A few quick thoughts on measuring disempowerment
People want to measure and track gradual disempowerment. One issue with a lot of the proposals I’ve seen is that they don’t distinguish between empowering and disempowering uses of AI. If everyone is using AI to write all of their code, that doesn’t necessarily mean they are disempowered (in an important sense). And many people will look at this as a good thing—the AI is doing so much valuable work for us!
It generally seems hard to find metrics for AI adoption that clearly track disempowerment; I think we may need to work a bit harder to interpret them. One idea is to augment such metrics with other sources of evidence, e.g. social science studies, such as interviews, of people using the AI in that way/sector/application/etc.
We can definitely try using formal notions of empowerment/POWER (cf https://arxiv.org/abs/1912.01683). Note that these notions are not necessarily appropriate as an optimization target for an AI agent. If an AI hands you a remote control to the universe but doesn’t tell you what the buttons do, you aren’t particularly empowered.

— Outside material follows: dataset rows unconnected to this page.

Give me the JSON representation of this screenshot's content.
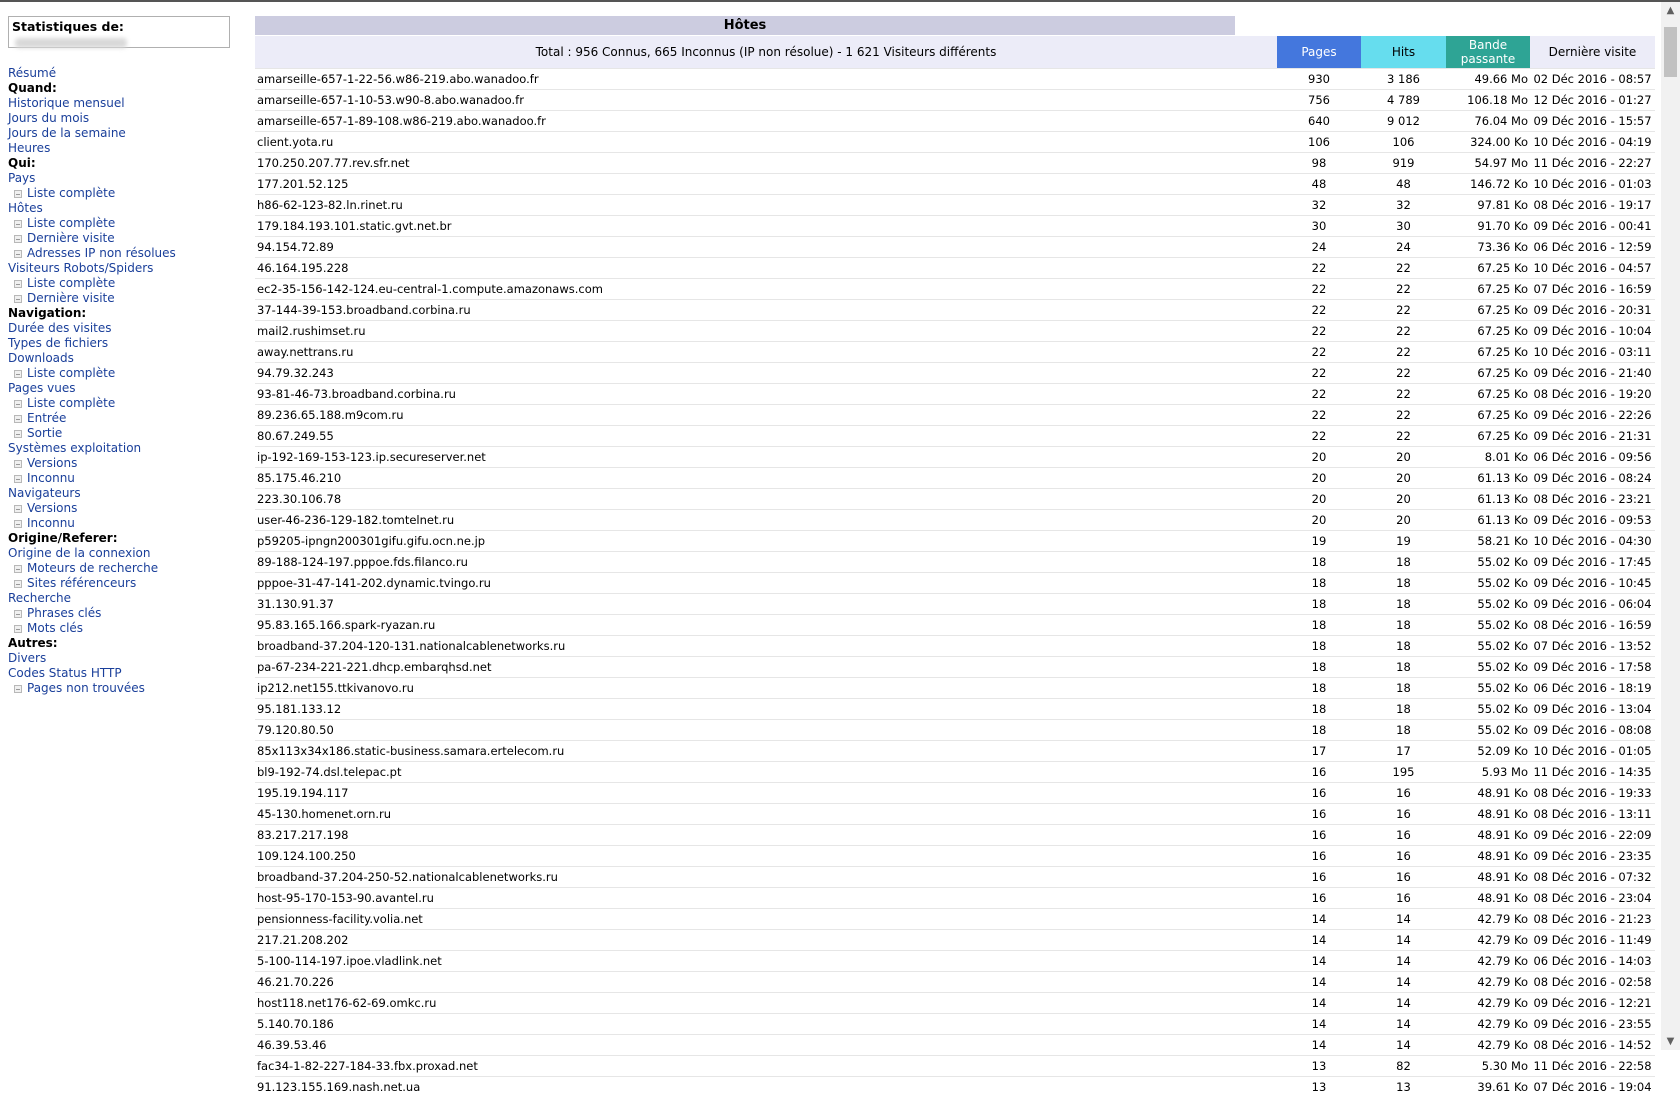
{
  "sidebar": {
    "title": "Statistiques de:",
    "menu": [
      {
        "t": "lnk",
        "label": "Résumé"
      },
      {
        "t": "sec",
        "label": "Quand:"
      },
      {
        "t": "lnk",
        "label": "Historique mensuel"
      },
      {
        "t": "lnk",
        "label": "Jours du mois"
      },
      {
        "t": "lnk",
        "label": "Jours de la semaine"
      },
      {
        "t": "lnk",
        "label": "Heures"
      },
      {
        "t": "sec",
        "label": "Qui:"
      },
      {
        "t": "lnk",
        "label": "Pays"
      },
      {
        "t": "sub",
        "label": "Liste complète"
      },
      {
        "t": "lnk",
        "label": "Hôtes"
      },
      {
        "t": "sub",
        "label": "Liste complète"
      },
      {
        "t": "sub",
        "label": "Dernière visite"
      },
      {
        "t": "sub",
        "label": "Adresses IP non résolues"
      },
      {
        "t": "lnk",
        "label": "Visiteurs Robots/Spiders"
      },
      {
        "t": "sub",
        "label": "Liste complète"
      },
      {
        "t": "sub",
        "label": "Dernière visite"
      },
      {
        "t": "sec",
        "label": "Navigation:"
      },
      {
        "t": "lnk",
        "label": "Durée des visites"
      },
      {
        "t": "lnk",
        "label": "Types de fichiers"
      },
      {
        "t": "lnk",
        "label": "Downloads"
      },
      {
        "t": "sub",
        "label": "Liste complète"
      },
      {
        "t": "lnk",
        "label": "Pages vues"
      },
      {
        "t": "sub",
        "label": "Liste complète"
      },
      {
        "t": "sub",
        "label": "Entrée"
      },
      {
        "t": "sub",
        "label": "Sortie"
      },
      {
        "t": "lnk",
        "label": "Systèmes exploitation"
      },
      {
        "t": "sub",
        "label": "Versions"
      },
      {
        "t": "sub",
        "label": "Inconnu"
      },
      {
        "t": "lnk",
        "label": "Navigateurs"
      },
      {
        "t": "sub",
        "label": "Versions"
      },
      {
        "t": "sub",
        "label": "Inconnu"
      },
      {
        "t": "sec",
        "label": "Origine/Referer:"
      },
      {
        "t": "lnk",
        "label": "Origine de la connexion"
      },
      {
        "t": "sub",
        "label": "Moteurs de recherche"
      },
      {
        "t": "sub",
        "label": "Sites référenceurs"
      },
      {
        "t": "lnk",
        "label": "Recherche"
      },
      {
        "t": "sub",
        "label": "Phrases clés"
      },
      {
        "t": "sub",
        "label": "Mots clés"
      },
      {
        "t": "sec",
        "label": "Autres:"
      },
      {
        "t": "lnk",
        "label": "Divers"
      },
      {
        "t": "lnk",
        "label": "Codes Status HTTP"
      },
      {
        "t": "sub",
        "label": "Pages non trouvées"
      }
    ]
  },
  "main": {
    "title": "Hôtes",
    "total": "Total : 956 Connus, 665 Inconnus (IP non résolue) - 1 621 Visiteurs différents",
    "headers": {
      "pages": "Pages",
      "hits": "Hits",
      "bw_line1": "Bande",
      "bw_line2": "passante",
      "last": "Dernière visite"
    },
    "colors": {
      "pages": "#4477dd",
      "hits": "#66ddee",
      "bandwidth": "#2ea495",
      "title_bg": "#cccce0"
    },
    "rows": [
      [
        "amarseille-657-1-22-56.w86-219.abo.wanadoo.fr",
        "930",
        "3 186",
        "49.66 Mo",
        "02 Déc 2016 - 08:57"
      ],
      [
        "amarseille-657-1-10-53.w90-8.abo.wanadoo.fr",
        "756",
        "4 789",
        "106.18 Mo",
        "12 Déc 2016 - 01:27"
      ],
      [
        "amarseille-657-1-89-108.w86-219.abo.wanadoo.fr",
        "640",
        "9 012",
        "76.04 Mo",
        "09 Déc 2016 - 15:57"
      ],
      [
        "client.yota.ru",
        "106",
        "106",
        "324.00 Ko",
        "10 Déc 2016 - 04:19"
      ],
      [
        "170.250.207.77.rev.sfr.net",
        "98",
        "919",
        "54.97 Mo",
        "11 Déc 2016 - 22:27"
      ],
      [
        "177.201.52.125",
        "48",
        "48",
        "146.72 Ko",
        "10 Déc 2016 - 01:03"
      ],
      [
        "h86-62-123-82.ln.rinet.ru",
        "32",
        "32",
        "97.81 Ko",
        "08 Déc 2016 - 19:17"
      ],
      [
        "179.184.193.101.static.gvt.net.br",
        "30",
        "30",
        "91.70 Ko",
        "09 Déc 2016 - 00:41"
      ],
      [
        "94.154.72.89",
        "24",
        "24",
        "73.36 Ko",
        "06 Déc 2016 - 12:59"
      ],
      [
        "46.164.195.228",
        "22",
        "22",
        "67.25 Ko",
        "10 Déc 2016 - 04:57"
      ],
      [
        "ec2-35-156-142-124.eu-central-1.compute.amazonaws.com",
        "22",
        "22",
        "67.25 Ko",
        "07 Déc 2016 - 16:59"
      ],
      [
        "37-144-39-153.broadband.corbina.ru",
        "22",
        "22",
        "67.25 Ko",
        "09 Déc 2016 - 20:31"
      ],
      [
        "mail2.rushimset.ru",
        "22",
        "22",
        "67.25 Ko",
        "09 Déc 2016 - 10:04"
      ],
      [
        "away.nettrans.ru",
        "22",
        "22",
        "67.25 Ko",
        "10 Déc 2016 - 03:11"
      ],
      [
        "94.79.32.243",
        "22",
        "22",
        "67.25 Ko",
        "09 Déc 2016 - 21:40"
      ],
      [
        "93-81-46-73.broadband.corbina.ru",
        "22",
        "22",
        "67.25 Ko",
        "08 Déc 2016 - 19:20"
      ],
      [
        "89.236.65.188.m9com.ru",
        "22",
        "22",
        "67.25 Ko",
        "09 Déc 2016 - 22:26"
      ],
      [
        "80.67.249.55",
        "22",
        "22",
        "67.25 Ko",
        "09 Déc 2016 - 21:31"
      ],
      [
        "ip-192-169-153-123.ip.secureserver.net",
        "20",
        "20",
        "8.01 Ko",
        "06 Déc 2016 - 09:56"
      ],
      [
        "85.175.46.210",
        "20",
        "20",
        "61.13 Ko",
        "09 Déc 2016 - 08:24"
      ],
      [
        "223.30.106.78",
        "20",
        "20",
        "61.13 Ko",
        "08 Déc 2016 - 23:21"
      ],
      [
        "user-46-236-129-182.tomtelnet.ru",
        "20",
        "20",
        "61.13 Ko",
        "09 Déc 2016 - 09:53"
      ],
      [
        "p59205-ipngn200301gifu.gifu.ocn.ne.jp",
        "19",
        "19",
        "58.21 Ko",
        "10 Déc 2016 - 04:30"
      ],
      [
        "89-188-124-197.pppoe.fds.filanco.ru",
        "18",
        "18",
        "55.02 Ko",
        "09 Déc 2016 - 17:45"
      ],
      [
        "pppoe-31-47-141-202.dynamic.tvingo.ru",
        "18",
        "18",
        "55.02 Ko",
        "09 Déc 2016 - 10:45"
      ],
      [
        "31.130.91.37",
        "18",
        "18",
        "55.02 Ko",
        "09 Déc 2016 - 06:04"
      ],
      [
        "95.83.165.166.spark-ryazan.ru",
        "18",
        "18",
        "55.02 Ko",
        "08 Déc 2016 - 16:59"
      ],
      [
        "broadband-37.204-120-131.nationalcablenetworks.ru",
        "18",
        "18",
        "55.02 Ko",
        "07 Déc 2016 - 13:52"
      ],
      [
        "pa-67-234-221-221.dhcp.embarqhsd.net",
        "18",
        "18",
        "55.02 Ko",
        "09 Déc 2016 - 17:58"
      ],
      [
        "ip212.net155.ttkivanovo.ru",
        "18",
        "18",
        "55.02 Ko",
        "06 Déc 2016 - 18:19"
      ],
      [
        "95.181.133.12",
        "18",
        "18",
        "55.02 Ko",
        "09 Déc 2016 - 13:04"
      ],
      [
        "79.120.80.50",
        "18",
        "18",
        "55.02 Ko",
        "09 Déc 2016 - 08:08"
      ],
      [
        "85x113x34x186.static-business.samara.ertelecom.ru",
        "17",
        "17",
        "52.09 Ko",
        "10 Déc 2016 - 01:05"
      ],
      [
        "bl9-192-74.dsl.telepac.pt",
        "16",
        "195",
        "5.93 Mo",
        "11 Déc 2016 - 14:35"
      ],
      [
        "195.19.194.117",
        "16",
        "16",
        "48.91 Ko",
        "08 Déc 2016 - 19:33"
      ],
      [
        "45-130.homenet.orn.ru",
        "16",
        "16",
        "48.91 Ko",
        "08 Déc 2016 - 13:11"
      ],
      [
        "83.217.217.198",
        "16",
        "16",
        "48.91 Ko",
        "09 Déc 2016 - 22:09"
      ],
      [
        "109.124.100.250",
        "16",
        "16",
        "48.91 Ko",
        "09 Déc 2016 - 23:35"
      ],
      [
        "broadband-37.204-250-52.nationalcablenetworks.ru",
        "16",
        "16",
        "48.91 Ko",
        "08 Déc 2016 - 07:32"
      ],
      [
        "host-95-170-153-90.avantel.ru",
        "16",
        "16",
        "48.91 Ko",
        "08 Déc 2016 - 23:04"
      ],
      [
        "pensionness-facility.volia.net",
        "14",
        "14",
        "42.79 Ko",
        "08 Déc 2016 - 21:23"
      ],
      [
        "217.21.208.202",
        "14",
        "14",
        "42.79 Ko",
        "09 Déc 2016 - 11:49"
      ],
      [
        "5-100-114-197.ipoe.vladlink.net",
        "14",
        "14",
        "42.79 Ko",
        "06 Déc 2016 - 14:03"
      ],
      [
        "46.21.70.226",
        "14",
        "14",
        "42.79 Ko",
        "08 Déc 2016 - 02:58"
      ],
      [
        "host118.net176-62-69.omkc.ru",
        "14",
        "14",
        "42.79 Ko",
        "09 Déc 2016 - 12:21"
      ],
      [
        "5.140.70.186",
        "14",
        "14",
        "42.79 Ko",
        "09 Déc 2016 - 23:55"
      ],
      [
        "46.39.53.46",
        "14",
        "14",
        "42.79 Ko",
        "08 Déc 2016 - 14:52"
      ],
      [
        "fac34-1-82-227-184-33.fbx.proxad.net",
        "13",
        "82",
        "5.30 Mo",
        "11 Déc 2016 - 22:58"
      ],
      [
        "91.123.155.169.nash.net.ua",
        "13",
        "13",
        "39.61 Ko",
        "07 Déc 2016 - 19:04"
      ]
    ]
  },
  "scrollbar": {
    "up": "▲",
    "down": "▼"
  }
}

People could also be considered more disempowered if:
They are less able to predict important attributes of a system’s behavior (cf “simulatability” in interpretability research)
Example: An artist is empowered if they can realize a particular vision for a piece, whereas generating art by prompting current AIs is much more like a process of curation.
This is similar to empowerment but more focused on prediction rather than control.
They self-report it.
They are “rubber-stamping” their approval of AI decisions
This can be revealed by red-teaming the human overseer, i.e. sending them examples they should flag and seeeing if they fail to flag them.
Really good question!
I have to reach for fictional examples here, because it provides a wider range of complex scenarios than most people think of spontaneously. I’m going to stick with arguably positive scenarios, instead of outright dystopias, and I’m going to pick scenarios that seriously attempt to paint a world.
Are people in Iain Banks’ Culture empowered? Or are they pets? Or maybe both? The have no actual power over the Minds.
Are people in CelestAI’s universe empowered when they decide to upload? (Probably not, because Celeste is capable of steamrolling consent and is happy to lie.) After they upload?
What about those people in Karl Schroeder’s Ventus who experience thalience with the machines? Thalience is hard to explain, but it’s the relationship you might expect between humans and woodland fairies. They’re powerful, potentially dangerous, and very much other. They are not mirrors or servants of humans, but something alien and perhaps wonderous. The humans are not exactly empowered, but they can stare into nature and see strange minds staring back, and maybe this is something humans always kind of wanted?
What about humans in the Matrix, who think they’re living in the late 90s?
Is the typical person in the modern world empowered or not by their society?
The fictional examples above are all arguably optimistic visions, perhaps impossibly so if you buy Yudkowsky’s arguments. But making a taxonomy of these examples might help figure out what “empowered” means.
Along the lines of your artist example, I find the instrument case to be a nice intuition pump.
An instrument is a technology that is deeply empowering! The human vocal range can simulate a vast range of sounds, but it’s very hard to do so and composing with just your voice (in the way one can having played/access to a piano) is I imagine impossible.
Another important facet of this example is that directly working with waveforms via a programming language or even with an interface, e.g. of a DAW, is universal but not empowering in the same way!
I think of this example as one of a broader range in which the interface is optimized for rich human interaction. One can imagine that in certain worlds interfaces become increasingly optimized for AI interaction. For example, future AIs likely will likely disprefer GUIs etc.
Formalizing what is meant by good vs bad interfaces may be another way to get useful notions of empowerment.
Good question, good overview!
Minor note on the last point, which seems like a good idea, but human oversight failures take a number of forms. The proposed type of red-teaming probably catches a lot of them, but will focus on easy to operationalize / expected failure modes, and ignores the institutional incentives that will make oversight fail even when it could succeed, including unwillingness to respond due to liability concerns, slow response to correctly identified failures. (See our paper and poster at AIGOV 2026 at AAAI.)